Last February, the head of the Lieutenants and Captains Association – the union that later helped push Straub out – filed internal affairs complaints on behalf of its two members. The complaints and investigation were released as part of a public records request, and first reported by the Inlander.

One of the complaints came from Capt. Dan Torok, who claimed that Cotton had falsified work records and had been dishonest. Torok said Cotton improperly changed a policy governing when a public information officer would respond to crime scenes. It stemmed from an incident on Garland Avenue in which Torok felt that Cotton should have shown up to handle media inquiries and did not.

The other complaint came from Lt. Joe Walker, who claimed that Cotton had not filed a report about minor damage to a city vehicle in a timely fashion.

Good to know these guys are focusing on the big stuff.

A city human-resources investigation concluded there was nothing to the complaints. It also concluded there was a history of bad blood among the parties, and that Torok’s complaint was part of a “ruse” in which he was attempting to misrepresent a document that he knew had been updated as falsified “to further his disagreement of (Cotton’s) decision not to respond to the Garland shooting incident.”

So there’s that. But there is also a level of spectacular irony packed into the notion of Walker and Torok making these puritanical complaints.

Remember The Lunge of Otto? This was the fiction peddled by the department in the wake of Zehm’s beating and death – an assertion that an “assaultive” Otto had lunged at Karl Thompson before Thompson started whaling on him with his baton. This assertion was false, and it was known to be false by at least some SPD officers before it was peddled to the public for months.

Walker and Torok helped peddle. They were absolutely critical links in that chain. It’s not possible to know for certain what was in their minds, and what they knew and didn’t know, but here’s the sequence of events as laid out by federal prosecutors in the Thompson case:

Torok and Walker were part of the SPD response the night that Thompson beat Zehm in the Division Street Zip Trip. Torok helped subdue Zehm, and he and Karl Thompson briefed Walker and others when they arrived on the scene. The lunge story originated there. Torok and Walker initially shared on-scene command authority.

Walker and two other officers then viewed the videotapes, which showed no lunge. One of those other officers then told Thompson this, federal prosecutors alleged.

When Assistant Chief Jim Nicks arrived on the scene, he was briefed by Torok and Walker, among others.

Remember: This was after prosecutors say Walker and others had seen the video. After Thompson had been told there was no lunge on the tapes.
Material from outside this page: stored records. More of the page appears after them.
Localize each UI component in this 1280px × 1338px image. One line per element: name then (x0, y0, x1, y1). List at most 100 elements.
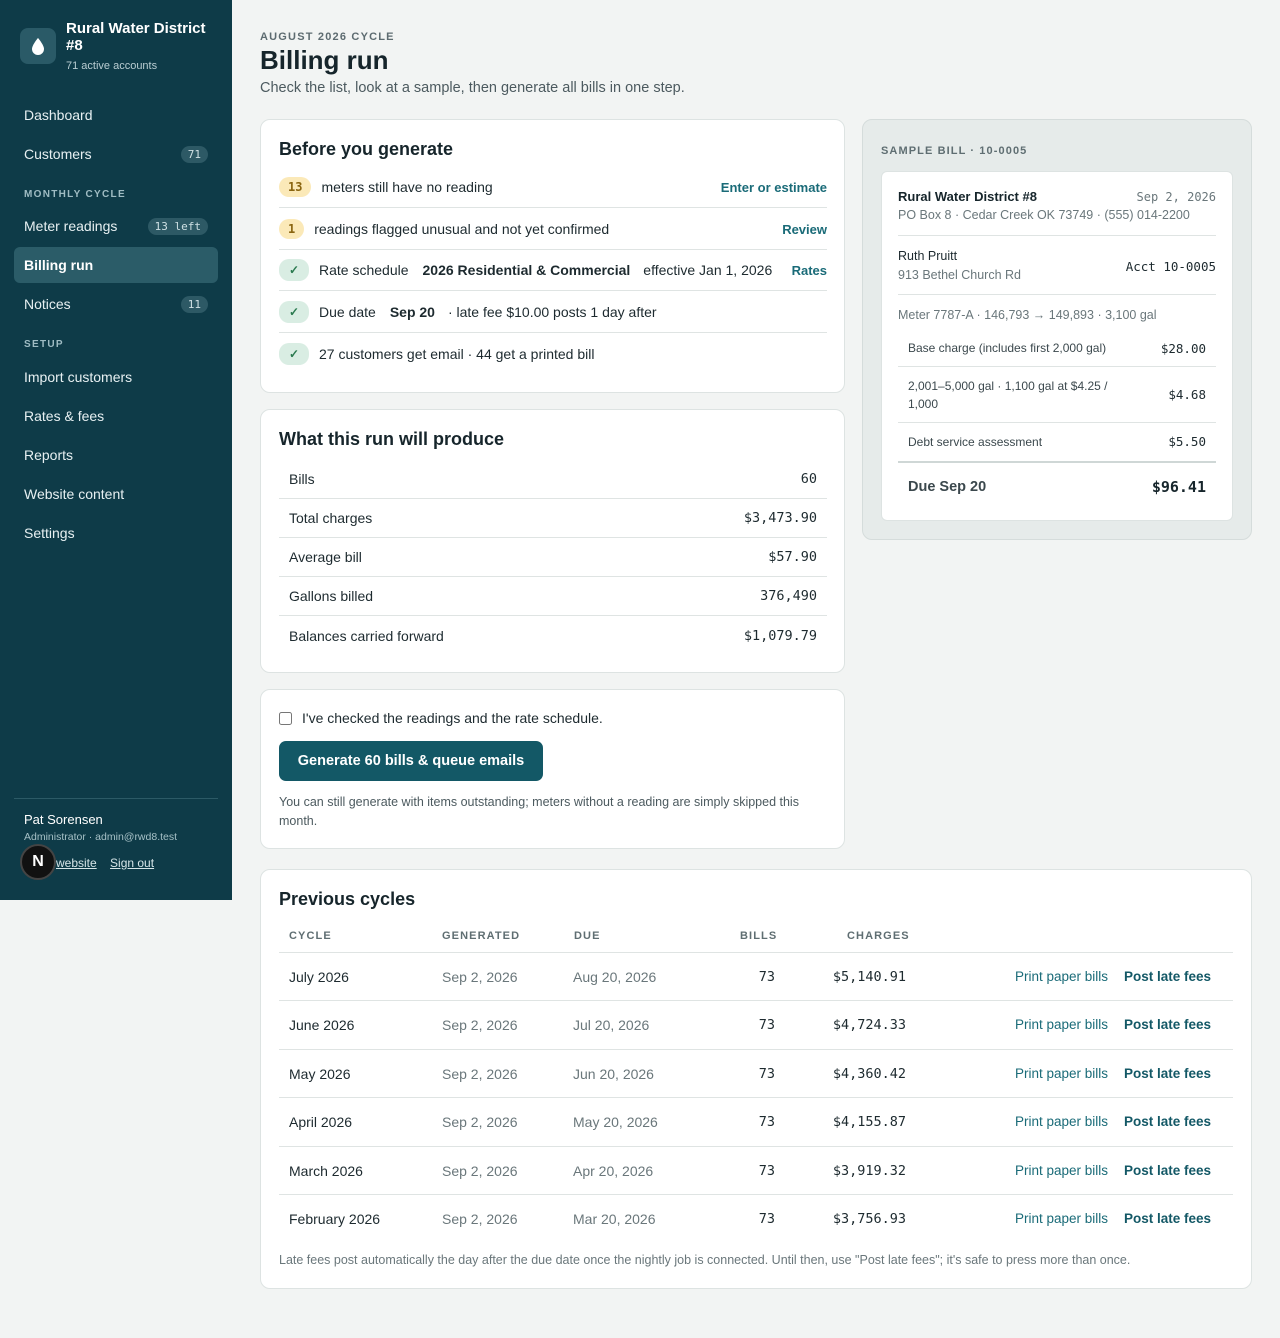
line-label: 2,001–5,000 gal · 1,100 gal at $4.25 / 1… (908, 378, 1108, 411)
warning-count-badge: 1 (279, 219, 305, 239)
cell-cycle: June 2026 (289, 1017, 355, 1033)
summary-value: $1,079.79 (743, 627, 817, 644)
cell-due: May 20, 2026 (573, 1114, 658, 1130)
avatar[interactable]: N (20, 844, 56, 880)
section-heading: MONTHLY CYCLE (24, 189, 126, 200)
card-title: Previous cycles (279, 889, 416, 909)
cell-cycle: February 2026 (289, 1211, 381, 1227)
bill-line-item: Base charge (includes first 2,000 gal) $… (898, 330, 1216, 367)
section-heading: SETUP (24, 339, 64, 350)
sidebar-item-label: Import customers (24, 369, 133, 385)
checklist-row-rate-schedule: ✓ Rate schedule 2026 Residential & Comme… (279, 250, 827, 291)
before-generate-card: Before you generate 13 meters still have… (260, 119, 845, 393)
org-accounts: 71 active accounts (66, 60, 158, 72)
print-paper-bills-link[interactable]: Print paper bills (1015, 1066, 1108, 1081)
water-drop-icon (20, 28, 56, 64)
sample-bill-eyebrow: SAMPLE BILL · 10-0005 (881, 145, 1028, 157)
table-row: July 2026 Sep 2, 2026 Aug 20, 2026 73 $5… (279, 952, 1233, 1001)
sidebar-item-rates-fees[interactable]: Rates & fees (14, 398, 218, 434)
summary-row: Total charges $3,473.90 (279, 499, 827, 538)
cell-generated: Sep 2, 2026 (442, 969, 518, 985)
cell-cycle: March 2026 (289, 1163, 363, 1179)
summary-label: Total charges (289, 510, 373, 526)
row-text: meters still have no reading (321, 179, 493, 195)
post-late-fees-link[interactable]: Post late fees (1124, 1163, 1211, 1178)
row-label: Rate schedule (319, 262, 409, 278)
sidebar-item-label: Reports (24, 447, 74, 463)
check-icon: ✓ (279, 301, 309, 323)
cell-generated: Sep 2, 2026 (442, 1066, 518, 1082)
sidebar-item-billing-run[interactable]: Billing run (14, 247, 218, 283)
post-late-fees-link[interactable]: Post late fees (1124, 1114, 1211, 1129)
column-header-cycle: CYCLE (289, 930, 332, 942)
post-late-fees-link[interactable]: Post late fees (1124, 1211, 1211, 1226)
cell-charges: $5,140.91 (832, 969, 906, 985)
sidebar-item-label: Dashboard (24, 107, 93, 123)
divider (898, 235, 1216, 236)
checklist-row-due-date: ✓ Due date Sep 20 · late fee $10.00 post… (279, 292, 827, 333)
check-icon: ✓ (279, 259, 309, 281)
summary-label: Balances carried forward (289, 627, 444, 644)
bill-org-address: PO Box 8 · Cedar Creek OK 73749 · (555) … (898, 208, 1190, 222)
sidebar-item-label: Meter readings (24, 218, 118, 234)
sidebar-item-website-content[interactable]: Website content (14, 476, 218, 512)
cell-cycle: July 2026 (289, 969, 349, 985)
checklist-row-missing-readings: 13 meters still have no reading Enter or… (279, 167, 827, 208)
rates-link[interactable]: Rates (792, 263, 827, 278)
table-row: May 2026 Sep 2, 2026 Jun 20, 2026 73 $4,… (279, 1049, 1233, 1098)
review-link[interactable]: Review (782, 222, 827, 237)
count-badge: 11 (180, 295, 208, 313)
bill-line-item: 2,001–5,000 gal · 1,100 gal at $4.25 / 1… (898, 367, 1216, 423)
user-links: website Sign out (56, 856, 164, 870)
sidebar-item-import-customers[interactable]: Import customers (14, 359, 218, 395)
confirm-label: I've checked the readings and the rate s… (302, 710, 603, 726)
cell-due: Jul 20, 2026 (573, 1017, 650, 1033)
cell-bills: 73 (758, 1066, 775, 1082)
card-title: What this run will produce (279, 429, 504, 449)
confirm-checkbox-row[interactable]: I've checked the readings and the rate s… (279, 710, 603, 726)
post-late-fees-link[interactable]: Post late fees (1124, 969, 1211, 984)
cell-bills: 73 (758, 1211, 775, 1227)
print-paper-bills-link[interactable]: Print paper bills (1015, 1114, 1108, 1129)
print-paper-bills-link[interactable]: Print paper bills (1015, 1163, 1108, 1178)
bill-org-name: Rural Water District #8 (898, 189, 1037, 204)
count-badge: 13 left (147, 217, 208, 235)
post-late-fees-link[interactable]: Post late fees (1124, 1017, 1211, 1032)
sidebar-item-reports[interactable]: Reports (14, 437, 218, 473)
column-header-charges: CHARGES (847, 930, 910, 942)
cell-generated: Sep 2, 2026 (442, 1017, 518, 1033)
sidebar-item-settings[interactable]: Settings (14, 515, 218, 551)
generate-bills-button[interactable]: Generate 60 bills & queue emails (279, 741, 543, 781)
print-paper-bills-link[interactable]: Print paper bills (1015, 1017, 1108, 1032)
enter-or-estimate-link[interactable]: Enter or estimate (721, 180, 827, 195)
bill-account-number: Acct 10-0005 (1125, 259, 1216, 274)
cell-charges: $3,756.93 (832, 1211, 906, 1227)
check-icon: ✓ (279, 342, 309, 365)
post-late-fees-link[interactable]: Post late fees (1124, 1066, 1211, 1081)
generate-card: I've checked the readings and the rate s… (260, 689, 845, 849)
bill-date: Sep 2, 2026 (1136, 190, 1216, 204)
sidebar-item-notices[interactable]: Notices 11 (14, 286, 218, 322)
confirm-checkbox[interactable] (279, 711, 292, 725)
sidebar-item-meter-readings[interactable]: Meter readings 13 left (14, 208, 218, 244)
cell-due: Jun 20, 2026 (573, 1066, 654, 1082)
cell-generated: Sep 2, 2026 (442, 1211, 518, 1227)
summary-label: Bills (289, 471, 315, 487)
sidebar-item-label: Billing run (24, 257, 94, 273)
divider (14, 798, 218, 799)
summary-value: 376,490 (760, 588, 817, 604)
website-link[interactable]: website (56, 856, 97, 870)
summary-value: $57.90 (768, 549, 817, 565)
sign-out-link[interactable]: Sign out (110, 856, 154, 870)
user-name: Pat Sorensen (24, 812, 103, 827)
warning-count-badge: 13 (279, 177, 312, 197)
summary-label: Average bill (289, 549, 362, 565)
sidebar-item-customers[interactable]: Customers 71 (14, 136, 218, 172)
line-amount: $28.00 (1160, 340, 1206, 356)
sidebar-item-dashboard[interactable]: Dashboard (14, 97, 218, 133)
card-title: Before you generate (279, 139, 454, 159)
print-paper-bills-link[interactable]: Print paper bills (1015, 1211, 1108, 1226)
print-paper-bills-link[interactable]: Print paper bills (1015, 969, 1108, 984)
sample-bill-panel: SAMPLE BILL · 10-0005 Rural Water Distri… (862, 119, 1252, 540)
row-text: readings flagged unusual and not yet con… (314, 221, 610, 237)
Following that briefing and presumably based upon it, Nicks held a press conference in which he asserted that Otto “lunged” at Thompson, that he “attacked” Thompson, and that Thompson used his baton in a “defensive” manner.

All false. All knowably, objectively false.

So, let’s say that, somehow, Walker and Torok, these men who still hold positions of authority in our city’s police department, didn’t know that at the time. It still makes them very odd choices to assign themselves as arbiters of honesty in the matter of a dented car door.

This is more than simply looking backward. How the department moves forward will depend in great measure on who leads it, and how that person manages the cultural challenges. No matter how much training is imposed, no matter how many reforms are put in place, the organization’s cultural problem – exposed in relentless support for Thompson by a significant number of our cops – remains, because so many of the individuals who make up that culture remain.

The saluters remain. The cops who wanted Thompson as chief remain. The people whose fingerprints were all over the shoddy and incomplete initial investigation into the case remain. Straub is gone and Cotton is gone and Nicks is gone and Thompson is gone – but many of those who tried to sell us The Lunge of Otto remain.

People say it’s time to move past the Zehm case. But maybe we moved past it too quickly.